Cinco dias após uma ventania causada por um ciclone extratropical atingir São Paulo, mais de 50 mil imóveis permanecem sem energia elétrica nesta segunda-feira (15/12). O apagão, que começou na quarta-feira (10/12), expõe uma crise que vai além da infraestrutura, atingindo também as esferas regulatória e institucional.
A concessionária Enel SP, responsável pelo fornecimento na capital paulista desde que assumiu a antiga Eletropaulo em 2018, acumula um histórico de R$ 374 milhões em multas aplicadas pela Agência Nacional de Energia Elétrica (ANEEL) por falhas na prestação do serviço. Apesar do desempenho, a empresa já solicitou a renovação antecipada de sua concessão, que vence apenas em 2028.

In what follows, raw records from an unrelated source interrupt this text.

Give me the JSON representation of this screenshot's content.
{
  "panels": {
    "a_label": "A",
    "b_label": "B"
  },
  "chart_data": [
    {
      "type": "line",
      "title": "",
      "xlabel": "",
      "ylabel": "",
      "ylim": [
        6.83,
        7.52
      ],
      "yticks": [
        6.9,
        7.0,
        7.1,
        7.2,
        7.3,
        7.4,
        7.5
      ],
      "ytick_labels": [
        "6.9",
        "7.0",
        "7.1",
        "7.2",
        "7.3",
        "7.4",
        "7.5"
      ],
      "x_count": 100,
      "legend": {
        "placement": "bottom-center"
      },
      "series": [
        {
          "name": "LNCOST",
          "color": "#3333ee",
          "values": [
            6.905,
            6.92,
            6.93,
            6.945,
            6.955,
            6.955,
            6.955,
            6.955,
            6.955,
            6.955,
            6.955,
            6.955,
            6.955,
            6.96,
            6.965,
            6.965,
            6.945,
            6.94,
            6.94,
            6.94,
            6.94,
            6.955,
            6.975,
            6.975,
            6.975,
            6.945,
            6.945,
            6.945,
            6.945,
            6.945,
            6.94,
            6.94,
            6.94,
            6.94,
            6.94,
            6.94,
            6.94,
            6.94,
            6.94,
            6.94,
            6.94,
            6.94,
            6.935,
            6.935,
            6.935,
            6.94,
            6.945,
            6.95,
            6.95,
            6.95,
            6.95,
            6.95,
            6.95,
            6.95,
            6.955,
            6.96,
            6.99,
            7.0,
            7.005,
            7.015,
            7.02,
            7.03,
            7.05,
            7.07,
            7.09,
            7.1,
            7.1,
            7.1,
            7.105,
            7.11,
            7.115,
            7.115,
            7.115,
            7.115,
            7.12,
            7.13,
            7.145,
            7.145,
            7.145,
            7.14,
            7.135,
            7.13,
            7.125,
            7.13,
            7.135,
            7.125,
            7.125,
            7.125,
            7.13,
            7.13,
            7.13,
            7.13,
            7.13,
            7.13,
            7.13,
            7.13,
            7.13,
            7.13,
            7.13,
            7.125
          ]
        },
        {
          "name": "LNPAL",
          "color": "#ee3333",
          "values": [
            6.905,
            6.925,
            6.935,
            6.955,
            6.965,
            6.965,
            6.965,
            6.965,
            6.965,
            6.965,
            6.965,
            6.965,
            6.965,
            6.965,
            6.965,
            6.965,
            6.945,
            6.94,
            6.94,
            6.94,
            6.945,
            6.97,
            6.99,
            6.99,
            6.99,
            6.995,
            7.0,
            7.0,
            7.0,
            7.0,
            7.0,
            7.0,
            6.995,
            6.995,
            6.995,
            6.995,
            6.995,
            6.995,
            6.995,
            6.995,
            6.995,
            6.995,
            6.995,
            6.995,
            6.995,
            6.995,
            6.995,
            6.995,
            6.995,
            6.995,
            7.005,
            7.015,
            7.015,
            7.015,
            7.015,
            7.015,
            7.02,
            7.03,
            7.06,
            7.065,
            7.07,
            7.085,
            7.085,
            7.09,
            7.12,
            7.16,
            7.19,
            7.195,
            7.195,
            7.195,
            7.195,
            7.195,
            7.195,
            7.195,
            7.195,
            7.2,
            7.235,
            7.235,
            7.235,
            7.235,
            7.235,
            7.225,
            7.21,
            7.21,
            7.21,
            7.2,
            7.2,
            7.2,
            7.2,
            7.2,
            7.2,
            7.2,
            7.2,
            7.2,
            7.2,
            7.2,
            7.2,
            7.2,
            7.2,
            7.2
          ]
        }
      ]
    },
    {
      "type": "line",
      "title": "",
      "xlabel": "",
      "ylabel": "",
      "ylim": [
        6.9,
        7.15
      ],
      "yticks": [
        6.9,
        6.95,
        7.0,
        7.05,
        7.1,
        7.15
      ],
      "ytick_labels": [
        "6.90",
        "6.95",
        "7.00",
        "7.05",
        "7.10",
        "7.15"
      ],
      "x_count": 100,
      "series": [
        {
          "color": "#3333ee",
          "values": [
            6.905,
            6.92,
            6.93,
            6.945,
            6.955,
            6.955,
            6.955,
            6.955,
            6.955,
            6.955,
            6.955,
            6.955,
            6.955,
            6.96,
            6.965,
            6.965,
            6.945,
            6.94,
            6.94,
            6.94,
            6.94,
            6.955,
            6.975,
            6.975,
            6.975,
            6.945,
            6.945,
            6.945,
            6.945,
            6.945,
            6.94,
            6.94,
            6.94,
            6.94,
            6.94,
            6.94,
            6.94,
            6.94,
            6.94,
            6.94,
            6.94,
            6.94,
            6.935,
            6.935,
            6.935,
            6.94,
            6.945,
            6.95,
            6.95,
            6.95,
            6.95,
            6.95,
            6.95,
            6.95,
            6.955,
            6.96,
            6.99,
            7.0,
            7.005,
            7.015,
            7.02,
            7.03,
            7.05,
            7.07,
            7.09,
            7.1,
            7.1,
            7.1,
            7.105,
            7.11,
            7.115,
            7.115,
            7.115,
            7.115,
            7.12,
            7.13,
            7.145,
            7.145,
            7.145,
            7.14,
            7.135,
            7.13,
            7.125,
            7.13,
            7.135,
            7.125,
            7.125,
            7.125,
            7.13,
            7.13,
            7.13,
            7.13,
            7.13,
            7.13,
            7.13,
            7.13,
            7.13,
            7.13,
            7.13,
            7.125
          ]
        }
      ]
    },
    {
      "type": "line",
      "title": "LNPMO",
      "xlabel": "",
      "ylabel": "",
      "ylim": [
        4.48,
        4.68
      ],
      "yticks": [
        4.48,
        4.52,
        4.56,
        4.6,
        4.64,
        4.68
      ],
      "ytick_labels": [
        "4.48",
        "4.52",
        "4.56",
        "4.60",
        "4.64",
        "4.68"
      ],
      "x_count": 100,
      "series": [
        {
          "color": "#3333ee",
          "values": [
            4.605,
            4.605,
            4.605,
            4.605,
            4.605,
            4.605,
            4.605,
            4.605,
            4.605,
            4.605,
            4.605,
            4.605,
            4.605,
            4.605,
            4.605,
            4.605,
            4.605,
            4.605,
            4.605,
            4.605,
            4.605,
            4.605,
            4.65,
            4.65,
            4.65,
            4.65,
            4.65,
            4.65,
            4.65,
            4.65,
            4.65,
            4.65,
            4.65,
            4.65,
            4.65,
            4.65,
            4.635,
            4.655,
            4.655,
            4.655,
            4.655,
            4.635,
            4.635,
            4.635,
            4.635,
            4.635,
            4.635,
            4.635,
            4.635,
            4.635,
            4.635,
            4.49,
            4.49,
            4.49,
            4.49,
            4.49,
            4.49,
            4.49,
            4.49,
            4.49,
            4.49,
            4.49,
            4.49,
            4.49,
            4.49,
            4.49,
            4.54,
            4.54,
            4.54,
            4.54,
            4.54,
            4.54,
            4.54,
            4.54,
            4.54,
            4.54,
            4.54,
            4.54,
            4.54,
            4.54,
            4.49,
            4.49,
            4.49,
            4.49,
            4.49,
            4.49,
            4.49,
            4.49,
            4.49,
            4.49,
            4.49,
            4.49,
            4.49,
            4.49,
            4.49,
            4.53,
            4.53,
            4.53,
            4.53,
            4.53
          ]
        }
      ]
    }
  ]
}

Fiscalização deficiente e "apagão institucional"
Em meio à crise, o ministro de Minas e Energia, Alexandre Silveira, admitiu que o governo federal está operando "às cegas". A declaração foi feita após a ANEEL não entregar dados suficientes de fiscalização sobre o desempenho da Enel. A situação cria um cenário em que a empresa falha, a agência reguladora não fiscaliza adequadamente e o governo não tem base sólida para aplicar punições.
Enquanto isso, a Justiça determinou uma multa de R$ 200 mil por hora de descumprimento de uma liminar que obriga a Enel a restabelecer o serviço. A concessionária, no entanto, segue com os trabalhos de forma lenta, demonstrando, segundo críticos, a tranquilidade de quem já calculou os custos das penalidades.
Estratégia de culpa e contexto histórico
Diante da pressão, a Enel adotou uma estratégia de transferir a responsabilidade. A empresa atribuiu parte dos cortes de energia à prefeitura de São Paulo, alegando que a falta de poda de árvores teria agravado os danos à rede elétrica durante a ventania. O argumento foi considerado frágil por especialistas e autoridades, que apontam para a idade e a má conservação da rede de postes e fiação como o cerne do problema.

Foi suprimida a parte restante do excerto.